The head of a homegrown company behind a promising COVID-19 vaccine says he’s ready to pull his company out of Canada and take its product elsewhere after calls for more substantial federal support went unanswered.
Brad Sorenson, the CEO of Calgary-based Providence Therapeutics, told CBC News he’s had enough of the “runaround” from federal and provincial governments and he’s working with the company’s board of directors to move its operations overseas to focus on developing a vaccine for people in the southern hemisphere.
“I’m moving on, that’s where I’m at now. I’ve prostrated myself at the altar of government in Canada for a year and I’ve received nothing for it. I’m tired of begging and pleading,” Sorenson said.
“I can’t tell you how much this pains me. The reality is, I can do more good for the world outside of Canada than I can in.”
Sorenson said the company will be “redomiciled” but he hasn’t settled on a country yet.
The decision could put a planned vaccine manufacturing facility in Calgary in jeopardy. The facility was to be built by Providence’s partner, Northern mRNA, and Providence was slated to be the anchor tenant.
“It’s not going to be made here in Canada. It’s not going to be prioritized for Canadians,” Sorenson said, adding the provincial government in Alberta has also “dragged its heels” on making a firm commitment to help commercialize his vaccine.
The move is a setback for the federal government’s efforts to nurture a domestic biotechnology industry. The COVID-19 crisis has exposed how being entirely dependent on foreign sources for much-needed products like vaccines makes Canada vulnerable.
‘I never asked for a single handout’
Providence, which was developing mRNA cancer vaccines before the COVID-19 crisis hit, came forward with promising data about its novel coronavirus product last March, only weeks after BioNTech and Moderna produced similarly encouraging early results for their mRNA-based vaccines.
Sorenson claimed the company’s pre-clinical trial results were “equivalent or better than these big companies that are now saving the world.”
CBC News has no way to verify this claim.
Sorenson said he believes the government picked winners and losers based on where a company was based, saying his Alberta roots may be to blame for the less-than-enthusiastic response from a government that doesn’t hold a single seat in that province.
If Providence was located in Quebec we wouldn’t be having this conversation.– Brad Sorenson
“People have said to me so many times and I refused to acknowledge it, but the truth is, if Providence was located in Quebec we wouldn’t be having this conversation,” Sorenson said.
“Canada’s broken. The federal government doesn’t see past Ontario heading west.”
Pointing to a $40 million investment in Vancouver-based Precision Nanosystems, the Medicago support and a recently announced $483 million investment in pharmaceutical giant Sanofi to expand an existing Toronto vaccine plant, Sorenson said he thinks Canada’s industrial policy is based on political motivations.
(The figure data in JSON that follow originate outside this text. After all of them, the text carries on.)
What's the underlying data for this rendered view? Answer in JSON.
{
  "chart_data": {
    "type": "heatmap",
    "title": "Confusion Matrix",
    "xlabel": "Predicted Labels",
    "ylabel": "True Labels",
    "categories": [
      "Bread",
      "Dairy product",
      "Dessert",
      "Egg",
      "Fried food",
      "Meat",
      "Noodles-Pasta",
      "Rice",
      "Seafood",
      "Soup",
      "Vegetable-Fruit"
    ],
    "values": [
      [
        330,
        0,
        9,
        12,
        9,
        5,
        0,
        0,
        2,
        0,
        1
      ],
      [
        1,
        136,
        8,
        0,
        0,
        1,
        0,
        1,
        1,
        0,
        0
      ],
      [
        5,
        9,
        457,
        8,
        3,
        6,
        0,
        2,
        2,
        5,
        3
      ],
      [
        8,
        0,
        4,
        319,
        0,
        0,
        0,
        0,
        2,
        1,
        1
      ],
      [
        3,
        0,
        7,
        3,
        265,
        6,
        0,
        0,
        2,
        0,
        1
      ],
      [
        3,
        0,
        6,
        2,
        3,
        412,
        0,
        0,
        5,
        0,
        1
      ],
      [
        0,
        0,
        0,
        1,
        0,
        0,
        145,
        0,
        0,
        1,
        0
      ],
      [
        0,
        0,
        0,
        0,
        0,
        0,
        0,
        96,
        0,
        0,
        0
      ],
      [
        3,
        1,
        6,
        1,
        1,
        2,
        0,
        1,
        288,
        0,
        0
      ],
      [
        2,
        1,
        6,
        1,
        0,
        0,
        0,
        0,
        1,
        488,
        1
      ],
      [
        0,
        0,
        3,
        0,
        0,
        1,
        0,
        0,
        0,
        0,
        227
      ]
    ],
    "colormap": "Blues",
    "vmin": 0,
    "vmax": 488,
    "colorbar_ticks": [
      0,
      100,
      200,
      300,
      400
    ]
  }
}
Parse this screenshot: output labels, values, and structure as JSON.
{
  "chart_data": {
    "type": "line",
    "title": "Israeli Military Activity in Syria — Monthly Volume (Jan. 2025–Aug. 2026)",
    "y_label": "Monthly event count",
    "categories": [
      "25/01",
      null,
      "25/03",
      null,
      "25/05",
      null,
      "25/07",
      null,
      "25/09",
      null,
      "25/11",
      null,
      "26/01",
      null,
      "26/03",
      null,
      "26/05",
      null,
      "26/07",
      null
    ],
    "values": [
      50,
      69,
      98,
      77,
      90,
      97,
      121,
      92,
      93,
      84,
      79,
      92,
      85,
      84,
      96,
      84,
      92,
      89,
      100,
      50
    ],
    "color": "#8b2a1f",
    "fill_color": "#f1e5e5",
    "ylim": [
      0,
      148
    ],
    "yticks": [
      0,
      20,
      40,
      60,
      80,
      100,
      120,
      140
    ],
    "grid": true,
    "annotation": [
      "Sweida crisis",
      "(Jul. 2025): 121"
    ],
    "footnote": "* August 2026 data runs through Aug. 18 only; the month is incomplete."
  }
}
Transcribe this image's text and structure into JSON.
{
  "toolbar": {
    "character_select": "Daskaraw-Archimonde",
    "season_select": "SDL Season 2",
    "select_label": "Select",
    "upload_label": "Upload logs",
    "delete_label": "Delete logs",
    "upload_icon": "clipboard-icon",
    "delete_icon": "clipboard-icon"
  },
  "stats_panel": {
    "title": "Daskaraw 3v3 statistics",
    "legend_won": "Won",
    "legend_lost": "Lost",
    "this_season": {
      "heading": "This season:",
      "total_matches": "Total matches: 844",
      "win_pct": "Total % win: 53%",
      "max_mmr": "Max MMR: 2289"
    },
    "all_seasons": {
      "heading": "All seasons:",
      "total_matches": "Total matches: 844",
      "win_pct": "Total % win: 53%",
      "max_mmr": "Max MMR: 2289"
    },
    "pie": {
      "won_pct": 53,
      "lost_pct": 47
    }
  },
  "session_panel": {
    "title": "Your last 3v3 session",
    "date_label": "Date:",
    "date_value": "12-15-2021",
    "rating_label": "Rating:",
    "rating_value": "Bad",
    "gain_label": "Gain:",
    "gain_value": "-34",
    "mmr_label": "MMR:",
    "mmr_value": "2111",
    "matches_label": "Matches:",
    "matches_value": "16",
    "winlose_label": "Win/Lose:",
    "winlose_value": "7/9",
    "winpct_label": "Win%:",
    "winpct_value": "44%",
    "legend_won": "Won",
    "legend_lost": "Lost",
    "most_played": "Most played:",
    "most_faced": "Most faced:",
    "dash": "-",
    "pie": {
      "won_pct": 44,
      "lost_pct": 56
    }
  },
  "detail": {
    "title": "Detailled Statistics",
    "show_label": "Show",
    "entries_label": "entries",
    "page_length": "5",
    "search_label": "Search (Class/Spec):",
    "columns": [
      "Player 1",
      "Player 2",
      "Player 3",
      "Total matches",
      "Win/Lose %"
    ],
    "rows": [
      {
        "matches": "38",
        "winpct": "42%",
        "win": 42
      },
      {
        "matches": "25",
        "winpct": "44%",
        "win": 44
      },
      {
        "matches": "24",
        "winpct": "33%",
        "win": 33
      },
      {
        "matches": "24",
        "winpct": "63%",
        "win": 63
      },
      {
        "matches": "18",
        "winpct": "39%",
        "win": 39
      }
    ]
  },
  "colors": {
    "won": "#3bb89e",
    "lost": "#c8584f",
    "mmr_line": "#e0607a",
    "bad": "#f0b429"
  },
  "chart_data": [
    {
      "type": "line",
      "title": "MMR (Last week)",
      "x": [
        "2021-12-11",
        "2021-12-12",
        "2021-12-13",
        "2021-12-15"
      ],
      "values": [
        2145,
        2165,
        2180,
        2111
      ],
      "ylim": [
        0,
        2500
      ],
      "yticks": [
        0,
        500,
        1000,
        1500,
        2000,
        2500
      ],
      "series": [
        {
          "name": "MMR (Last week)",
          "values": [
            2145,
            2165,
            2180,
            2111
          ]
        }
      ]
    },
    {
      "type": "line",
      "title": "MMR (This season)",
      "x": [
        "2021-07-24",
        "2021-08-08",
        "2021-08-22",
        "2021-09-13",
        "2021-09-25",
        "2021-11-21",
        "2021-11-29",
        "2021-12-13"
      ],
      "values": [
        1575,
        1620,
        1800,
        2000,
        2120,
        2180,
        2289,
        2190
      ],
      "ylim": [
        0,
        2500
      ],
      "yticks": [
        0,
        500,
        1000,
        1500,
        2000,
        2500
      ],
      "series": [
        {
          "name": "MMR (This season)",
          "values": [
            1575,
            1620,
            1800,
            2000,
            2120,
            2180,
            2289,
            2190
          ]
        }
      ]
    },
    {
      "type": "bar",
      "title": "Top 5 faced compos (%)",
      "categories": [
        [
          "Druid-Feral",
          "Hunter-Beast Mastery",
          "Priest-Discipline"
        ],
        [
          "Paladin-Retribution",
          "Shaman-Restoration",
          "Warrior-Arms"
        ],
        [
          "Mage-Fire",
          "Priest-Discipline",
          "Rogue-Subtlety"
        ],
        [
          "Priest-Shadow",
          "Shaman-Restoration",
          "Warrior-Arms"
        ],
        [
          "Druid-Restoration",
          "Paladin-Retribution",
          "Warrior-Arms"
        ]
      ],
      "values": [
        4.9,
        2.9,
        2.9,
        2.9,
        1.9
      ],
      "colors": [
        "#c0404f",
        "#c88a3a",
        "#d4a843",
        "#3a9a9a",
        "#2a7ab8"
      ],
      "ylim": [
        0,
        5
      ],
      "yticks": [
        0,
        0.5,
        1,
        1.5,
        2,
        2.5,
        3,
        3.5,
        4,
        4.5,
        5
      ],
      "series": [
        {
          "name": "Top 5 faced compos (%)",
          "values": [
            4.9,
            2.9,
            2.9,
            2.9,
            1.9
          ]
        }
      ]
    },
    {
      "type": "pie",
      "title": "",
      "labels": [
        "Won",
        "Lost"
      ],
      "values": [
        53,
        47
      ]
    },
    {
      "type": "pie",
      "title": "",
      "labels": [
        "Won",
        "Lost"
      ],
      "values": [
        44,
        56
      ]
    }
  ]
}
“It’s pretty damn easy to figure out what their level of determination will be in regards to funding. It’s about votes,” he said.
While much of the federal funds are earmarked for companies in B.C., Ontario and Quebec, Providence and two other entities on the Prairies — Entos Pharmaceuticals in Edmonton and the University of Saskatchewan’s Vaccine and Infectious Disease Organization (VIDO) — have also received federal support to pursue COVID-19-related vaccines or therapeutics.
Last summer, the vaccine task force — composed of doctors, researchers and former pharmaceutical executives from across the country, including Western Canada — recommended Canada sign deals with foreign companies like AstraZeneca, Pfizer, Moderna, Novavax, Johnson & Johnson, GlaxoSmithKline (GSK) and Sanofi, and the one Canadian company, Medicago.
Two of the 10 members of the vaccine task force worked as Sanofi executives, while another worked with GSK and Sanofi in a senior role. Canada has ordered up to 76 million doses from GSK-Sanofi, but that product was indefinitely delayed last year after it failed to produce sufficient results in clinical trials.
One member of the task force, Gary Kobinger — who helped develop a successful Ebola vaccine with a team in Winnipeg — resigned last fall amid concerns about the task force’s transparency and its ties to the pharmaceutical industry.